Als Fazit kann man festhalten, dass Crazy Egg für die Ermittlung der Klickströme auf der eigenen Seite gute Dienste leistet und insbesondere vor, während und kurz nach einem Relaunch eine echte Hilfestellung bei der Optimierung der Seite darstellen kann. Dafür halten sich die Preise in vertretbaren Grenzen.

11 Kommentare

  • Wirklich interessant und beeindruckend. Mein Gedanke nach einpaar Tagen war ebenfalls der, dass crazyegg für Blog eher weniger geeignet ist. Je nach Aufbau und Content-Menge eines Blogs bring das Tool wenig bis gar nichts… Ach, darf ich noch fragen wie du diesen netten „langen“ Screenshot gemacht hast?

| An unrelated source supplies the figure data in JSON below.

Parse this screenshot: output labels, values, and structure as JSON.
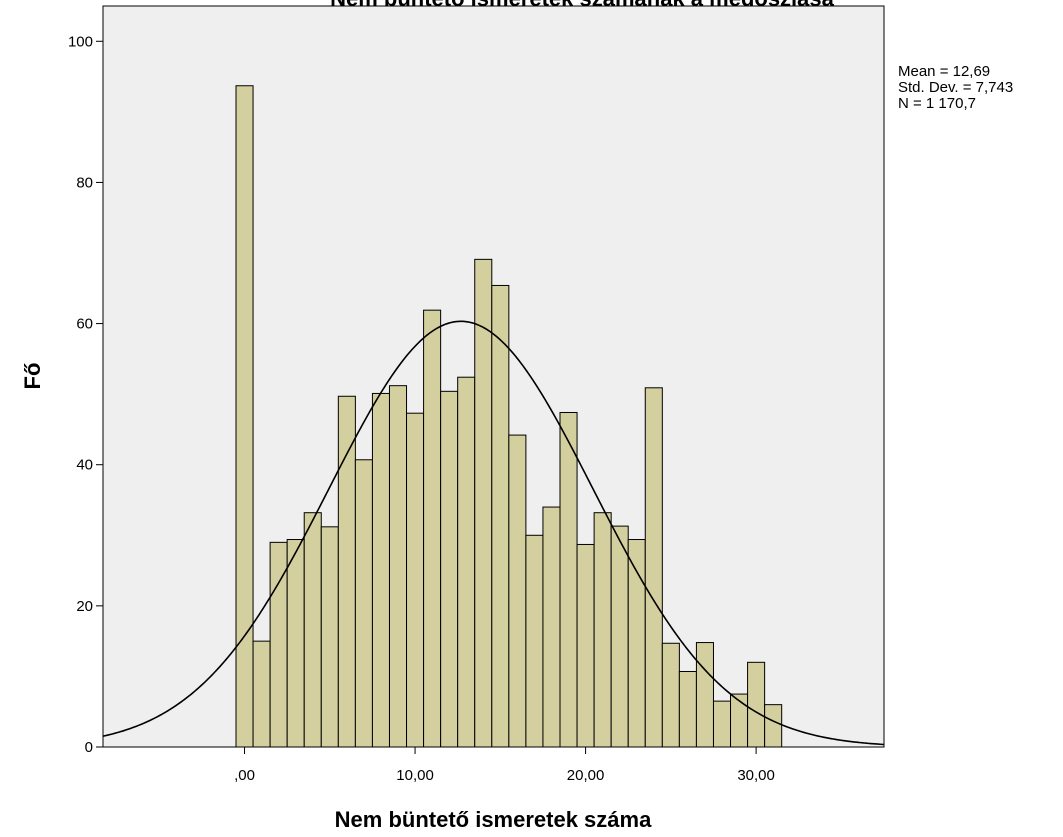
{
  "chart_data": {
    "type": "bar",
    "title": "Nem büntető ismeretek számának a megoszlása",
    "xlabel": "Nem büntető ismeretek száma",
    "ylabel": "Fő",
    "xlim": [
      -8.3,
      37.5
    ],
    "ylim": [
      0,
      105
    ],
    "x_tick_labels": [
      {
        "value": 0,
        "label": ",00"
      },
      {
        "value": 10,
        "label": "10,00"
      },
      {
        "value": 20,
        "label": "20,00"
      },
      {
        "value": 30,
        "label": "30,00"
      }
    ],
    "y_tick_labels": [
      {
        "value": 0,
        "label": "0"
      },
      {
        "value": 20,
        "label": "20"
      },
      {
        "value": 40,
        "label": "40"
      },
      {
        "value": 60,
        "label": "60"
      },
      {
        "value": 80,
        "label": "80"
      },
      {
        "value": 100,
        "label": "100"
      }
    ],
    "bin_width": 1,
    "bin_start": -0.5,
    "values": [
      93.7,
      15,
      29,
      29.4,
      33.2,
      31.2,
      49.7,
      40.7,
      50.1,
      51.2,
      47.3,
      61.9,
      50.4,
      52.4,
      69.1,
      65.4,
      44.2,
      30,
      34,
      47.4,
      28.7,
      33.2,
      31.3,
      29.4,
      50.9,
      14.7,
      10.7,
      14.8,
      6.5,
      7.5,
      12,
      6
    ],
    "normal_curve": {
      "mean": 12.69,
      "std_dev": 7.743,
      "n": 1170.7
    },
    "grid": false,
    "bar_color": "#d4cf9f",
    "plot_background": "#efefef",
    "stats_text": [
      "Mean = 12,69",
      "Std. Dev. = 7,743",
      "N = 1 170,7"
    ]
  }
}
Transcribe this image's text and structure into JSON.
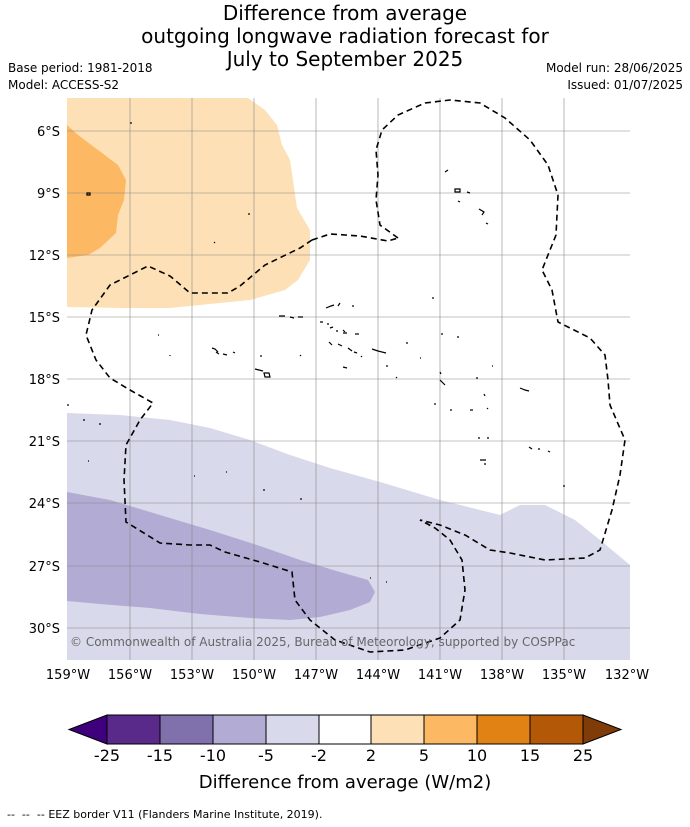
{
  "title": {
    "line1": "Difference from average",
    "line2": "outgoing longwave radiation forecast for",
    "line3": "July to September 2025"
  },
  "meta": {
    "base_period": "Base period: 1981-2018",
    "model": "Model: ACCESS-S2",
    "model_run": "Model run: 28/06/2025",
    "issued": "Issued: 01/07/2025"
  },
  "map": {
    "copyright": "© Commonwealth of Australia 2025, Bureau of Meteorology, supported by COSPPac",
    "lat_labels": [
      "6°S",
      "9°S",
      "12°S",
      "15°S",
      "18°S",
      "21°S",
      "24°S",
      "27°S",
      "30°S"
    ],
    "lon_labels": [
      "159°W",
      "156°W",
      "153°W",
      "150°W",
      "147°W",
      "144°W",
      "141°W",
      "138°W",
      "135°W",
      "132°W"
    ]
  },
  "colorbar": {
    "title": "Difference from average (W/m2)",
    "ticks": [
      "-25",
      "-15",
      "-10",
      "-5",
      "-2",
      "2",
      "5",
      "10",
      "15",
      "25"
    ],
    "colors": {
      "under": "#3f007d",
      "c1": "#5a2a8a",
      "c2": "#8071ad",
      "c3": "#b2abd3",
      "c4": "#d8d9ea",
      "c5": "#ffffff",
      "c6": "#fee0b6",
      "c7": "#fdb863",
      "c8": "#e08214",
      "c9": "#b35806",
      "over": "#7f3b08"
    }
  },
  "footer": {
    "legend_note": "EEZ border V11 (Flanders Marine Institute, 2019)."
  }
}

Ein Mac-Tool oder gibt’s das auch für Windows?

  • @Milos:

    Für den Mac gibt es im Grunde nur Paparazzi und ein paar Firefox-Plugins. Beide Varianten haben vor allem eines gemeinsam: einen Haufen Unzulänglichkeiten.

    Am PC bist du zum Screenshot-Machen (vor allem von scrollenden Seiten) im Grunde deutlich beser aufgehoben. Ich empfehle SnagIt, alternativ Hypersnap.

    Ach ja, falls jemand etwas mit SnagIt Vergleichbares für OS X kennt, immer her mit den Tipps! Ich suche schon seit längerem verzweifelt.

  • […] Über Crazy Egg haben schon andere berichtet, deswegen belasse ich es bei zwei Screenshots… […]

  • Interessant wäre jetzt, ob die einzelnen Elemente ( Suchmaske, Banner, Topproduktkliste etc. ) an anderen Positionen eventuell effektiver wären. Klasse Zusammenfassung.

    @Milos: Die Firefox Extension ScreenGrab!, ermöglicht dir ebenfalls wunderbare Screenshots von der gesamten Seite.

  • Danke für das Feeback!

    Zum Thema Screenshots möchte ich noch ergänzen, dass ich die Crazy Egg Shots manuell im Photoshop zusammengesetzt habe, denn da versagen alle angesprochenen Tools. Aber für die geschätzten Leser ist mir bekanntlich kein Aufwand zu groß :-)

    Abgesehen von diesen Sonderfällen kann ich Paparazzi durchaus empfehlen.

    @Heiko: Deinen ausführlichen Artikel zu Crazy Egg habe ich eben via Fabu gefunden.

    Die nächsten logischen Schritte nach so einem Test müssten natürlich wirklich die Optimierung und anschließende Validierung sein.

  • Keine Ursache Oliver ;O) Aber warum so umständlich mit Photoshop die Screenshots erstellen, ScreenGrab! erstellt dir eine Grafik über die gesamte Höhe der Seite. Ist wirklich klasse und dauert max. 5 Sekunden.

  • Im Wesentlichen kann das Google Analytics doch aber auch? Und das für lau. Was also die USP?

  • nach einigen tagen mit crazy egg muss ich feststellen, dass der codeschnipsel den seitenaufbau oftmals spührbar verzögert. da ist wohl noch optimierungsarbeit zu leisten.

  • Wenn Du schreibst „da es nicht wirklich kostenfrei zu Nutzen ist“ worauf beziehst Du Dich dann? Auf die „2 Pages“ damit sind doch wohl 2 Websites gemeint?

  • Die genauen Kosten kann man hier einsehen. Somit gibt es zwar einen freien, aber sehr limitierten Basis Account. Dieser schließt dann aber tatsächlich eben nur zwei Dokumente, also nicht zwei ganze Websites, ein.